Pellegrino: Well, in the report on assessments, we talk very much about classroom assessment and the fact that one of the problems is that it frequently mirrors a lot of standardized assessments. It operates on the same weak conceptual base about learning and measurement and yes, it contributes in some pernicious ways to students lack of understanding. We could do a whole lot better and one of our arguments is that the power of connecting cognitive theory with technology and measurement is realized much more completely at the classroom level than it is at the large scale assessment level and that more emphasis needs to be placed on assessment in the service of learning at the classroom level. Fortunately, there are some wonderful systems which diagnose conceptual understanding. I am familiar with Minstrell's work in physics that was designed and built from a cognitive analysis of students' states of knowing.

 

Voice: The problem with those diagnostic tests and items is that they do not fit the standard psychometric profiles that were developed in the 1950s. And so, we are not going to see them on standardized tests until the psychometrics change.

 

Pellegrino: Well, it is not just the psychometrics that need to be changed. It is also the constraints that are involved in standardized testing. There are many facets of testing that need to change.

 

Voice: I would like you to comment on the fact that we are now facing the first generation of students that have grown up with this internet and so on. All of us in the classroom who feel there is somehow visual things and attention span is shorter, and somewhat slower.
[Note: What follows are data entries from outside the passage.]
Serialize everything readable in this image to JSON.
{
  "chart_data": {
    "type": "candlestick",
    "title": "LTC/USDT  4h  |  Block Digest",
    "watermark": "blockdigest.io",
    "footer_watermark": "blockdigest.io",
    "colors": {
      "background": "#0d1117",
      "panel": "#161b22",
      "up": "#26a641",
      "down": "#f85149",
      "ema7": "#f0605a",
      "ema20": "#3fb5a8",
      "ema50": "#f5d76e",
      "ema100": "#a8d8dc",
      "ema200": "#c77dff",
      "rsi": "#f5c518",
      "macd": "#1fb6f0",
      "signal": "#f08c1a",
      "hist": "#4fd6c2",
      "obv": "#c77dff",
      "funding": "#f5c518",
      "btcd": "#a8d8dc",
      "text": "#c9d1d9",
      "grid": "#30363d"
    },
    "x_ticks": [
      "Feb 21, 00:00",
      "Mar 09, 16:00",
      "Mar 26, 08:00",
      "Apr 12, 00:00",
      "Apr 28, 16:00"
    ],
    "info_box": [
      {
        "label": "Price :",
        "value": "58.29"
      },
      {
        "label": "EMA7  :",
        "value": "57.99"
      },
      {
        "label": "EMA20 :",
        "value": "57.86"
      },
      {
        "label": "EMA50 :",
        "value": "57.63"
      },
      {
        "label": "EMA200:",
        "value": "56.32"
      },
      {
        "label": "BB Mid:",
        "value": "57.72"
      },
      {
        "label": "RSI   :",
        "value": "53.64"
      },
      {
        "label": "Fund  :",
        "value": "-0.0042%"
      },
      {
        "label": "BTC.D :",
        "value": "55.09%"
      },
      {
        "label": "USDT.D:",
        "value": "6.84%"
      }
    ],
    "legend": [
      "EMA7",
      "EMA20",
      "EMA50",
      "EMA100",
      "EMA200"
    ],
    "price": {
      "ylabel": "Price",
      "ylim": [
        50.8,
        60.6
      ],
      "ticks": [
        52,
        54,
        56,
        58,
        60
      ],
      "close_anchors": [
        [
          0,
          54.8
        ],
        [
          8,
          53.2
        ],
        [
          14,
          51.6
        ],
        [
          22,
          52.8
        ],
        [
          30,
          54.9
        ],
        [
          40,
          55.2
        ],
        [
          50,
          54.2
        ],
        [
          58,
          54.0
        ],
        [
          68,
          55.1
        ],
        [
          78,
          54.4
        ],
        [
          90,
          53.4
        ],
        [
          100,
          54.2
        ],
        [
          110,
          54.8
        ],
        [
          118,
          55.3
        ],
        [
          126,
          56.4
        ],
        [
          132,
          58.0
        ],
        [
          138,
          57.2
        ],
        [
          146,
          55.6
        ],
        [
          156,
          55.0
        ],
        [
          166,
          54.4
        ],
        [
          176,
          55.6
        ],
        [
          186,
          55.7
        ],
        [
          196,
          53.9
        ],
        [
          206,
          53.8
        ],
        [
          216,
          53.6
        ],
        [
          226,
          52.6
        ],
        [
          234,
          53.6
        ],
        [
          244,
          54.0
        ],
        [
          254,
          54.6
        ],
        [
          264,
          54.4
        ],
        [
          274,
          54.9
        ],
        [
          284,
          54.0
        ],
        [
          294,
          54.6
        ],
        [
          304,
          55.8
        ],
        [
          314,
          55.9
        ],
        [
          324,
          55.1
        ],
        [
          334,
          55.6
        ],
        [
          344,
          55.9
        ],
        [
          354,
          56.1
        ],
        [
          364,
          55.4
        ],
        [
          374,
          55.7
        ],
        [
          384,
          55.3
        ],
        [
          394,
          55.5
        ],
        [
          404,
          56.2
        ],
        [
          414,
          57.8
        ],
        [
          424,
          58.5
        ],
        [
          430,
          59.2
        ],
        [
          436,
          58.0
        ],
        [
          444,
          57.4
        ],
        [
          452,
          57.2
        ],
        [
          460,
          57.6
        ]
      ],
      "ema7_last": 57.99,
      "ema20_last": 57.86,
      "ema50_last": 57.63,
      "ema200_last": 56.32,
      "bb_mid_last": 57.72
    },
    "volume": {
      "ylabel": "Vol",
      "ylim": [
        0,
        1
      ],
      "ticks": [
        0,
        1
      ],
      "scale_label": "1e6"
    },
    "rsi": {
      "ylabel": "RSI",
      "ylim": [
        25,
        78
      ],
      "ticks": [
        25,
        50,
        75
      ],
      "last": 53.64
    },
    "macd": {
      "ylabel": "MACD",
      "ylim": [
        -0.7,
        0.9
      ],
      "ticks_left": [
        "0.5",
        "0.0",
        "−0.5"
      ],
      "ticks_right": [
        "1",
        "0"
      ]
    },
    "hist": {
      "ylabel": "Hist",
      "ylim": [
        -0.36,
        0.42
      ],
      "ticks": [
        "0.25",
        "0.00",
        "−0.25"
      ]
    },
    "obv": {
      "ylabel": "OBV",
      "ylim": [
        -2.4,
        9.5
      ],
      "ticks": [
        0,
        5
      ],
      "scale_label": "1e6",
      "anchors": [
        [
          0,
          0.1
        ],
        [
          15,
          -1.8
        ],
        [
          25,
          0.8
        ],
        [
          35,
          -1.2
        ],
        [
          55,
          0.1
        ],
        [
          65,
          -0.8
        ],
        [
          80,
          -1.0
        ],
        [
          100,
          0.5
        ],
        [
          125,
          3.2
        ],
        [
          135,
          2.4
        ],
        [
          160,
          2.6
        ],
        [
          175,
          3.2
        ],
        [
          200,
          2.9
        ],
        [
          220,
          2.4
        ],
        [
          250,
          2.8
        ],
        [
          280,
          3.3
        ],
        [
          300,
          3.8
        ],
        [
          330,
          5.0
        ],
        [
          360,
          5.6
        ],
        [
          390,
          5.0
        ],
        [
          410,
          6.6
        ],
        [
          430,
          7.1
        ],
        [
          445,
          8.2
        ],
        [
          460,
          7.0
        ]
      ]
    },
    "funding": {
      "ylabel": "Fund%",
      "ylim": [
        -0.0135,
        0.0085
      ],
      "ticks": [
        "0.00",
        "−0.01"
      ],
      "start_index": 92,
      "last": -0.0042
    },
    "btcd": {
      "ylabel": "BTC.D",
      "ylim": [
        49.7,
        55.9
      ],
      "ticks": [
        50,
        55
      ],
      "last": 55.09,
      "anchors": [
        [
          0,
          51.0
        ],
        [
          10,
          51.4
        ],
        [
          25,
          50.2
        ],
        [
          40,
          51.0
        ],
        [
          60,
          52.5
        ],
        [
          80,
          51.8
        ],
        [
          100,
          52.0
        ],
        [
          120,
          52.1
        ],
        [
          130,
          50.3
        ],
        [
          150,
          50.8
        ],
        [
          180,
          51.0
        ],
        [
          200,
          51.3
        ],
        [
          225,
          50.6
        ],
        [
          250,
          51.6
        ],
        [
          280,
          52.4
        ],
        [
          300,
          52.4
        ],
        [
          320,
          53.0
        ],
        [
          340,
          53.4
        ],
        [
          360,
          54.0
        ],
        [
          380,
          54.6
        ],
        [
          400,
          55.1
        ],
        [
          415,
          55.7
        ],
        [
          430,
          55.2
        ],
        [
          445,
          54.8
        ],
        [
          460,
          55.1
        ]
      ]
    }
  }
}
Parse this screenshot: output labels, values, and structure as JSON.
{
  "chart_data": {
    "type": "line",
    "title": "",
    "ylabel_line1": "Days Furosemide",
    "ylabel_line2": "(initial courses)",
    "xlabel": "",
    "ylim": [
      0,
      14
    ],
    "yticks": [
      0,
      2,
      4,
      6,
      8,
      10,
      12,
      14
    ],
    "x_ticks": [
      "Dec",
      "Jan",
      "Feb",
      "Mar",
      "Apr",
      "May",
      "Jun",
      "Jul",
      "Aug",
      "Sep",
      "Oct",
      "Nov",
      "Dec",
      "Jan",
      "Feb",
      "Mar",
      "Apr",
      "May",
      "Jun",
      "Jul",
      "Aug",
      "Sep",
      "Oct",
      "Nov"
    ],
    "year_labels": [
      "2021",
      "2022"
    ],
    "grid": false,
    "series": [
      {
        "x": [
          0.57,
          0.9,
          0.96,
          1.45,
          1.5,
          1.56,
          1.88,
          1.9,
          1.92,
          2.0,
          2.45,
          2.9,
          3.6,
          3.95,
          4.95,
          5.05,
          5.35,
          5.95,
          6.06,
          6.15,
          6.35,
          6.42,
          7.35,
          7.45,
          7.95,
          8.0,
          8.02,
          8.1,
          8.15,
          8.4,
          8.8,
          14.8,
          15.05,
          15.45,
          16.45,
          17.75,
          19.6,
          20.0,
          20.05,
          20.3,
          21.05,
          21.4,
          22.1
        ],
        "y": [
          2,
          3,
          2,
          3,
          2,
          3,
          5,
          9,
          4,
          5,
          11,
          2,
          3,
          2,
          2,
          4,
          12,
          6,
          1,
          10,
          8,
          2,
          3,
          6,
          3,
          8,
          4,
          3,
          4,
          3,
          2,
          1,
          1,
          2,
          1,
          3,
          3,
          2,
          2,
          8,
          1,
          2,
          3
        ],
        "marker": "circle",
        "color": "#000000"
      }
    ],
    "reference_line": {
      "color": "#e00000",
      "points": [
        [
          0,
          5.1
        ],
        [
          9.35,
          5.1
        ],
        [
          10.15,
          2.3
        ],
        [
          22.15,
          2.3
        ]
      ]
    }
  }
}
Can you comment on how this is affecting student thinking?

 

Pellegrino: I do not know that we have hard evidence that suggests that there is any fundamental change in terms of the way cognition operates with kids today versus the past populations that we have been studying. I think if there is a difference it may be that they are more facile with certain kinds of representations and certain symbolic systems, which is perhaps what you are sensing. And part of it may be the fact that we are used to modes of instruction that are heavily verbal and text based and they may be more facile with making meaning from other forms of media. It is not that there is some fundamental shift in processing. Think of it in terms of the research on expertise. Students may be more expert at doing certain kinds of inferential processing now than previous cohorts of students. And so, the question is, to what extent have our materials adapted to students' capacities. Perhaps we need to adapt our materials to forms of representation that students are now capable of processing. If we want them to make use of alternate kinds of instructional materials, then we have to help them develop expertise in working within that medium. By the way, it is important to note that many of the instructional texts we use are poorly organized and they put a heavy load on working memory and inferential processing.